Fransa aslında sadece basın özgürlüğü alanında değil, temel hak ve özgürlüklerin birçoğunda büyük bir gerileme içinde. Anımsanacağı gibi, 13 Kasım Paris saldırıları ertesinde ilan edilen Acil Durum’un üç ay uzatılmasıyla birlikte, sosyalist Valls hükümeti, Avrupa Konseyi Genel Sekreteri’ne Avrupa İnsan Hakları Sözleşmesi’nin (AİHS) “olağanüstü hallerde askıya alma” başlıklı 15. maddesini uygulayacağını bildirmiş bulunuyor. Şubatta yapılacak anayasa değişikliğiyle yeniden gündeme gelecek olan bu konuyu ilerde detaylarıyla tartışma imkânı bulacağız. Ama terörle mücadele gerekçesiyle de olsa, temel hak ve özgürlüklerin kapsamlı şekilde askıya alınmasını ben şahsen “otoriter sapma” olarak değerlendirdiğimi bu vesileyle belirtmek isterim.

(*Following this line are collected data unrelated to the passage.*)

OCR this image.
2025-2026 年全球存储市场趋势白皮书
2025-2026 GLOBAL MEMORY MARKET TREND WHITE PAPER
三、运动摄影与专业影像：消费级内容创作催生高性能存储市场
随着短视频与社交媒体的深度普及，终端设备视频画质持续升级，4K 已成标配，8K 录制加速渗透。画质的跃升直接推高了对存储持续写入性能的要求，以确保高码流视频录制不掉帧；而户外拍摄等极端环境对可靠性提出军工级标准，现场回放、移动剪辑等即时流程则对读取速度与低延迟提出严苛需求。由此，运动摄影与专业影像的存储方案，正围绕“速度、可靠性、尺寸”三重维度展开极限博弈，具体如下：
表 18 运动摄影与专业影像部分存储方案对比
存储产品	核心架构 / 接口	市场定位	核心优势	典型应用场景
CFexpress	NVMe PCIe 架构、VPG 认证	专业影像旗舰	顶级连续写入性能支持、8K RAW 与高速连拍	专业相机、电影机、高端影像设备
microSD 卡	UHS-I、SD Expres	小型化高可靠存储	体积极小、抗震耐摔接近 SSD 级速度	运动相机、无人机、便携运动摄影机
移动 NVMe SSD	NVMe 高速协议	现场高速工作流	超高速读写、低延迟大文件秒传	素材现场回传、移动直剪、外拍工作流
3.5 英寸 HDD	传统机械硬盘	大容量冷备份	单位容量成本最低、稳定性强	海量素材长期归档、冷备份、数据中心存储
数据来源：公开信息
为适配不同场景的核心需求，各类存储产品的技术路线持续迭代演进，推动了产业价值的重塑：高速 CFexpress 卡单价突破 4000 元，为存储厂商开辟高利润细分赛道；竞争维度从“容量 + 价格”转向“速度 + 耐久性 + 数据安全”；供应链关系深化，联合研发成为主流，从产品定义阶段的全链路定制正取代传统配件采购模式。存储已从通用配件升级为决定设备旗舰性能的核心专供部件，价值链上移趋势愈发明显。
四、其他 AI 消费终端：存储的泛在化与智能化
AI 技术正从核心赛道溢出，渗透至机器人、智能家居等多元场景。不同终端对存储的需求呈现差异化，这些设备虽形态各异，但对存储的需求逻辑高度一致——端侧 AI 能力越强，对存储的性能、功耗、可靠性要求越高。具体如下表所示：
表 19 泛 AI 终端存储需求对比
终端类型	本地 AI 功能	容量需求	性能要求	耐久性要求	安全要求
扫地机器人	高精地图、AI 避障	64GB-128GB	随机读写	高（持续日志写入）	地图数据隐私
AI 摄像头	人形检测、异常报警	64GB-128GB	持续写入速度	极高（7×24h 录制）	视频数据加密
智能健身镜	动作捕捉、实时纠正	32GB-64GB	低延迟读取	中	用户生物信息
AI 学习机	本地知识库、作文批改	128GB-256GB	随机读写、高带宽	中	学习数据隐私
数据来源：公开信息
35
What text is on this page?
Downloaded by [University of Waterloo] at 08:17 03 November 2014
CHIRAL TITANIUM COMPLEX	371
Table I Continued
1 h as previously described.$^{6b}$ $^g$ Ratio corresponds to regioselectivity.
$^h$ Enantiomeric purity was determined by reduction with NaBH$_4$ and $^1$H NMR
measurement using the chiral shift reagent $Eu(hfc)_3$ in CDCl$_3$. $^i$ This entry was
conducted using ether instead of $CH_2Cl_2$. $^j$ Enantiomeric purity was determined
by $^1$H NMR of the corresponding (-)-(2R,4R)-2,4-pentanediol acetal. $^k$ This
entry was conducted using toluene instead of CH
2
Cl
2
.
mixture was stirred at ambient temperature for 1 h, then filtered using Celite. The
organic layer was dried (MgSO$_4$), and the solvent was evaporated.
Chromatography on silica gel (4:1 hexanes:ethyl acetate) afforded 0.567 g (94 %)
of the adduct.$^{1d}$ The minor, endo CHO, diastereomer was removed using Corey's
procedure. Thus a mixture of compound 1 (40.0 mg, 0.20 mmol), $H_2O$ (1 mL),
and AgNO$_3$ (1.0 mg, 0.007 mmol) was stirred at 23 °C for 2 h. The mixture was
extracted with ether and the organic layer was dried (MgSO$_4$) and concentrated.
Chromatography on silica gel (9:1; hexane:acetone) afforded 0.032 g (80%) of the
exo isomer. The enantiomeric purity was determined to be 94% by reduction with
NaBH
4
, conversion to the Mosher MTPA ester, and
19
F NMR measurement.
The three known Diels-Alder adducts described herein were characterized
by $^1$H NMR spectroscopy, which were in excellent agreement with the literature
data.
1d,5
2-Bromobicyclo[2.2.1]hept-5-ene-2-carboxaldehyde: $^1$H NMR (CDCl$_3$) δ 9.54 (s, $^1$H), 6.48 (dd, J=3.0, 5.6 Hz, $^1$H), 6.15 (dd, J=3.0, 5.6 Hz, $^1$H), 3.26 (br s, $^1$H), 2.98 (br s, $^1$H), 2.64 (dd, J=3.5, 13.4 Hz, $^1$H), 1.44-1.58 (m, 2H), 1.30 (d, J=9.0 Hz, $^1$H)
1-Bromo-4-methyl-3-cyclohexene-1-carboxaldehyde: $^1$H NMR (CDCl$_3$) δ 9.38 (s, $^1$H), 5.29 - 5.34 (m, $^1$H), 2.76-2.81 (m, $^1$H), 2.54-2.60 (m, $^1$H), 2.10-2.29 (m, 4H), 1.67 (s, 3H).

Sonuç olarak, AB’nin bugün ne yazık ki evrensel demokrasi ilkelerinin ve temel hak ve özgürlüklerin ya askıya alındığı ya da açıkça çiğnendiği bir ülkeler topluluğuna dönüşmekte olduğu görülüyor. Bu kaygı verici dönüşümün biran önce önüne geçilemezse, kaybedenin sadece AB değil, tüm demokratlar olacağına kuşku yok.